Newcastle Law School


About Us

Newcastle Law School is based in the centre of a friendly and lively city in the North East.

Entrance to Newcastle Law School

Newcastle Law School is committed to delivering excellent research-led teaching for our students and excellent research and scholarship to contribute to the discipline.

The Law School is ranked in the top 30 law schools in the UK (Complete University Guide, 2019; and Time/Sunday Times Good University Guide 2019). Dedication to teaching is evidenced both at an Institutional level (Newcastle University awarded TEF Gold for teaching excellence in 2018; and within the school - staff are frequently nominated by students for teaching excellence and Dr. Hélène Tyrrell, Lecturer in Public Law, won Law Teacher of the Year 2018 at the Northern Law Awards.

In terms of research, 70% of staff outputs were rated as world leading or internationally excellent in the REF 2014 (Research Excellence Framework). Our research engages all areas of law under the theme of Law, Innovation and Society, including the areas of human rights and social justice, commercial and corporate law, environmental law, migration, gender studies, internet law, intellectual property law, regulation of biomedicine and artificial intelligence.

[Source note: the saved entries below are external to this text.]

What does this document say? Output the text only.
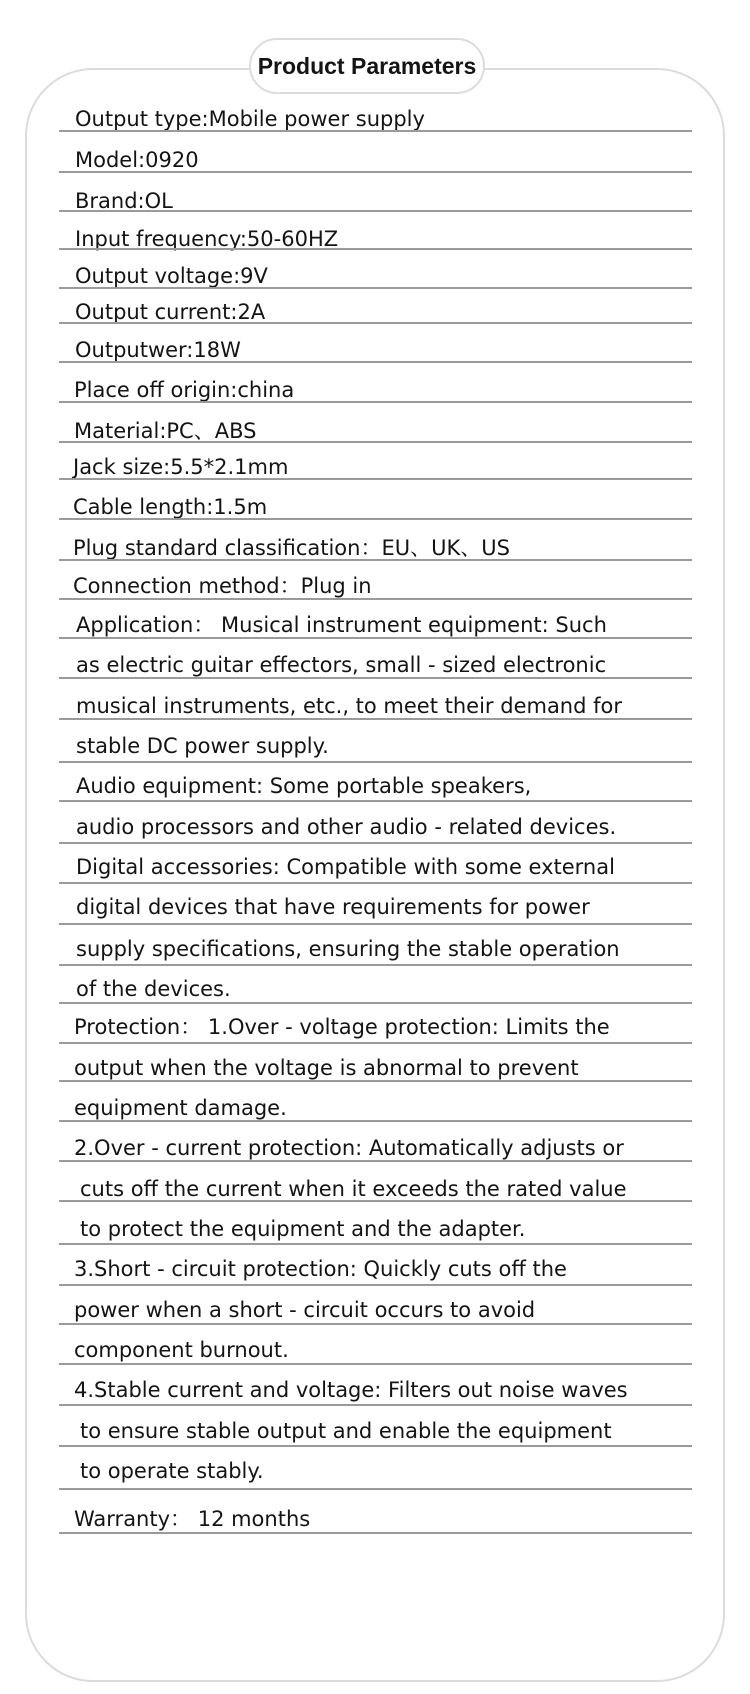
Product Parameters
Output type:Mobile power supply
Model:0920
Brand:OL
Input frequency:50-60HZ
Output voltage:9V
Output current:2A
Outputwer:18W
Place off origin:china
Material:PC、ABS
Jack size:5.5*2.1mm
Cable length:1.5m
Plug standard classification：EU、UK、US
Connection method：Plug in
Application： Musical instrument equipment: Such
as electric guitar effectors, small - sized electronic
musical instruments, etc., to meet their demand for
stable DC power supply.
Audio equipment: Some portable speakers,
audio processors and other audio - related devices.
Digital accessories: Compatible with some external
digital devices that have requirements for power
supply specifications, ensuring the stable operation
of the devices.
Protection： 1.Over - voltage protection: Limits the
output when the voltage is abnormal to prevent
equipment damage.
2.Over - current protection: Automatically adjusts or
cuts off the current when it exceeds the rated value
to protect the equipment and the adapter.
3.Short - circuit protection: Quickly cuts off the
power when a short - circuit occurs to avoid
component burnout.
4.Stable current and voltage: Filters out noise waves
to ensure stable output and enable the equipment
to operate stably.
Warranty： 12 months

The School is committed to taking Newcastle to the world and bringing the world to Newcastle through student and staff exchanges, research and scholarly activity, visiting posts, and wider student engagement. Opportunities for students to study abroad for a year have increased significantly in recent years with the expansion of both the European Legal Studies stream and the International Legal Studies stream. At present there are 43 exchange places, across 7 EU universities and 6 ‘international’ universities allowing for approximately 20% of a single year cohort to take advantage of this valuable and exciting opportunity. 

A key feature of our undergraduate offering is the opportunity for students to take part in one of our “Pro-bono” schemes. These schemes involve students and staff engaging with a wide variety of community organisations.

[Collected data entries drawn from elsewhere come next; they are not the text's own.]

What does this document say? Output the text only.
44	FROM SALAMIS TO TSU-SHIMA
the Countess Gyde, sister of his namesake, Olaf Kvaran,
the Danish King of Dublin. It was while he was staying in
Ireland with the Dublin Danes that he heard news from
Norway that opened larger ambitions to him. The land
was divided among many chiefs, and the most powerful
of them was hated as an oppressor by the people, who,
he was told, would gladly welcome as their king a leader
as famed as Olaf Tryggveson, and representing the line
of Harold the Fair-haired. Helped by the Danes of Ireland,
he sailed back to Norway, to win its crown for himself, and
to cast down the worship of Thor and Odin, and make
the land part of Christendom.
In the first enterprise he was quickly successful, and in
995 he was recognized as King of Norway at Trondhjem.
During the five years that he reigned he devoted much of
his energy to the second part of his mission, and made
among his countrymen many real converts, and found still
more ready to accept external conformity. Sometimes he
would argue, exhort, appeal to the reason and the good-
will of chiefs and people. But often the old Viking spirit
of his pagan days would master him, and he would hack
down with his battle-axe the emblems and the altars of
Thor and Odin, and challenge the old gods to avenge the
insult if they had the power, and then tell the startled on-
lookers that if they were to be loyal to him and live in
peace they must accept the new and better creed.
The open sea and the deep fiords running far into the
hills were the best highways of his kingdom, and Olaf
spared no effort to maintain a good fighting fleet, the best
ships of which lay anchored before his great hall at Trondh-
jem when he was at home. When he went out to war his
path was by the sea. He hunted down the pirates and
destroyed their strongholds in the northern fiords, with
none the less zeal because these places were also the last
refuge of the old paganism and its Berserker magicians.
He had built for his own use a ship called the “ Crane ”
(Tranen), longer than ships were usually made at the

  • Our award winning Street Law project works with a wide variety of disadvantaged and underrepresented groups including children and young people to raise awareness of issues relating to the legal system, children’s rights, and the law.
  • The NCDV Caseworker scheme (formerly known as McKenzie Friend), in partnership with the National Centre for Domestic Violence (NCDV), gives law students the opportunity to support victims of domestic violence who lack legal representation.
  • Legacare is a local North East charity and law firm, which provides free legal advice to people with terminal or life-threatening illnesses. Third year students obtain work placements at Legacare to assist in their advice service.
  • Support through Court, (formally PSU) work with clients who cannot afford legal representation and may not qualify for legal aid, providing them with emotional and/or practical support in going through the court process. Third year students volunteer to help support those using the PSU services.

Taking part in these activities helps students develop multiple transferable skills such as communication (oral and written), team-work, presentation skills, listening skills, time management, independence and resilience. Other activities within the law school aimed at developing key transferable skills are Client Interviewing, Mooting and Client Negotiation.

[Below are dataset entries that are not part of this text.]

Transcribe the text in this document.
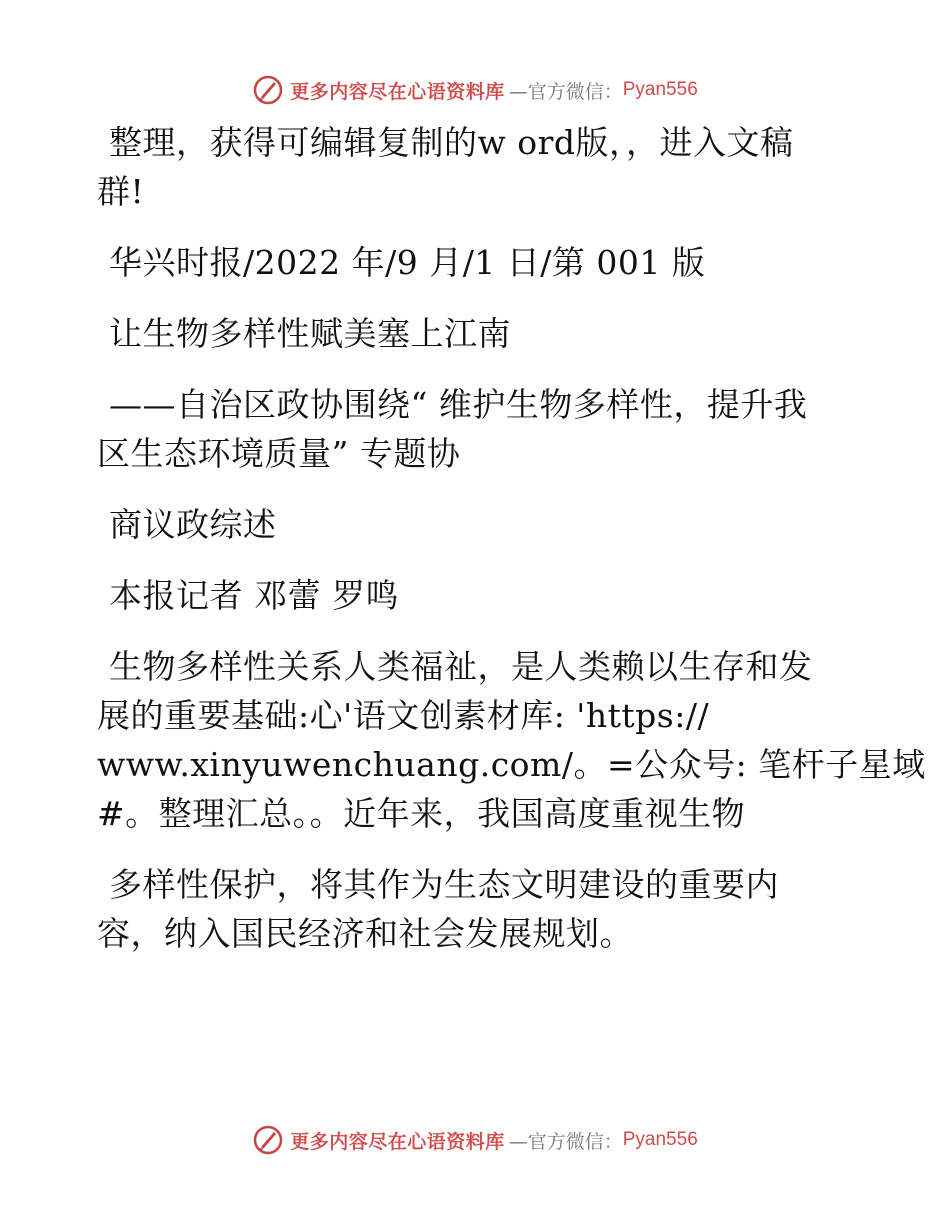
更多内容尽在心语资料库 —官方微信： Pyan556
整理，获得可编辑复制的w ord版，，进入文稿
群!
华兴时报/2022 年/9 月/1 日/第 001 版
让生物多样性赋美塞上江南
——自治区政协围绕“ 维护生物多样性，提升我
区生态环境质量” 专题协
商议政综述
本报记者 邓蕾 罗鸣
生物多样性关系人类福祉，是人类赖以生存和发
展的重要基础:心'语文创素材库: 'https://
www.xinyuwenchuang.com/。=公众号: 笔杆子星域
#。整理汇总。。近年来，我国高度重视生物
多样性保护，将其作为生态文明建设的重要内
容，纳入国民经济和社会发展规划。
更多内容尽在心语资料库 —官方微信： Pyan556
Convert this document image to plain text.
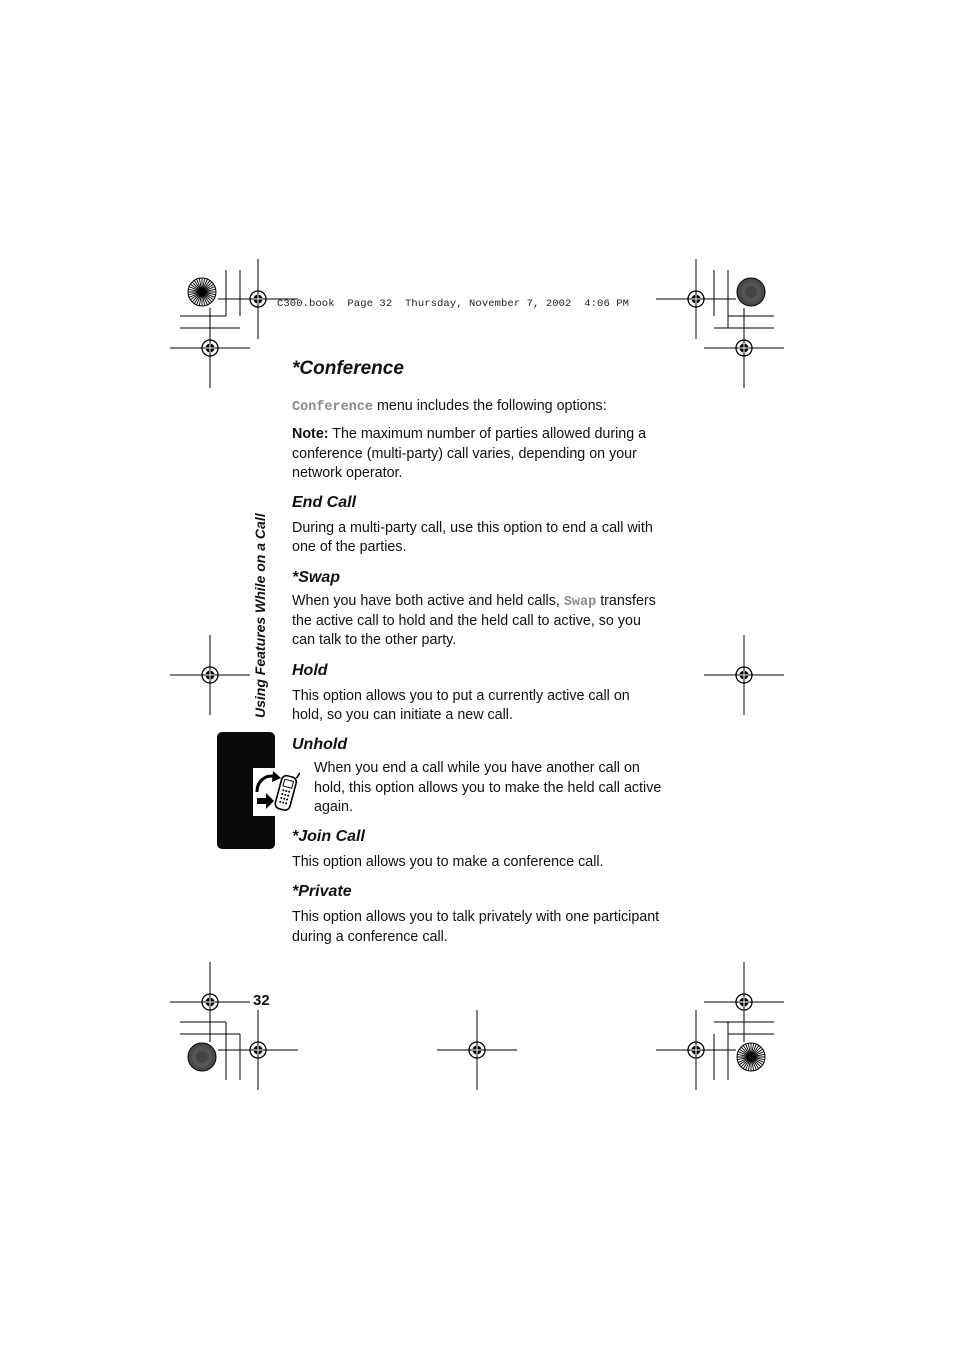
C300.book  Page 32  Thursday, November 7, 2002  4:06 PM
Using Features While on a Call
*Conference

Conference menu includes the following options:

Note: The maximum number of parties allowed during a conference (multi-party) call varies, depending on your network operator.

End Call

During a multi-party call, use this option to end a call with one of the parties.

*Swap

When you have both active and held calls, Swap transfers the active call to hold and the held call to active, so you can talk to the other party.

Hold

This option allows you to put a currently active call on hold, so you can initiate a new call.

Unhold

When you end a call while you have another call on hold, this option allows you to make the held call active again.

*Join Call

This option allows you to make a conference call.

*Private

This option allows you to talk privately with one participant during a conference call.

32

The Law School is situated on the eastern edge of the city campus, beside the Philip Robinson Library. The School, which consists of four Victorian terraced houses, is a self-contained learning environment consisting of a newly refurbished lecture theatre, mooting room, conference room, seminar rooms, student common room, staff officers and our very own law library. Our location, facilities and size allows us to concentrate on delivering high quality teaching and research in a collegial environment.

We are a supportive, yet challenging law school. We help students transition from A-level studies to university life through our Widening Academic Skills and Practice sessions, which run throughout the first year of study. Further skills sessions such as time management, critical analysis skills, problem solving, essay writing and marking and assessment, are embedded in the Second and Third Year of study. The careers service offers weekly drop in sessions at the law school and personal tutors are assigned to each student to provide help and advice as and when needed during the course of the degree.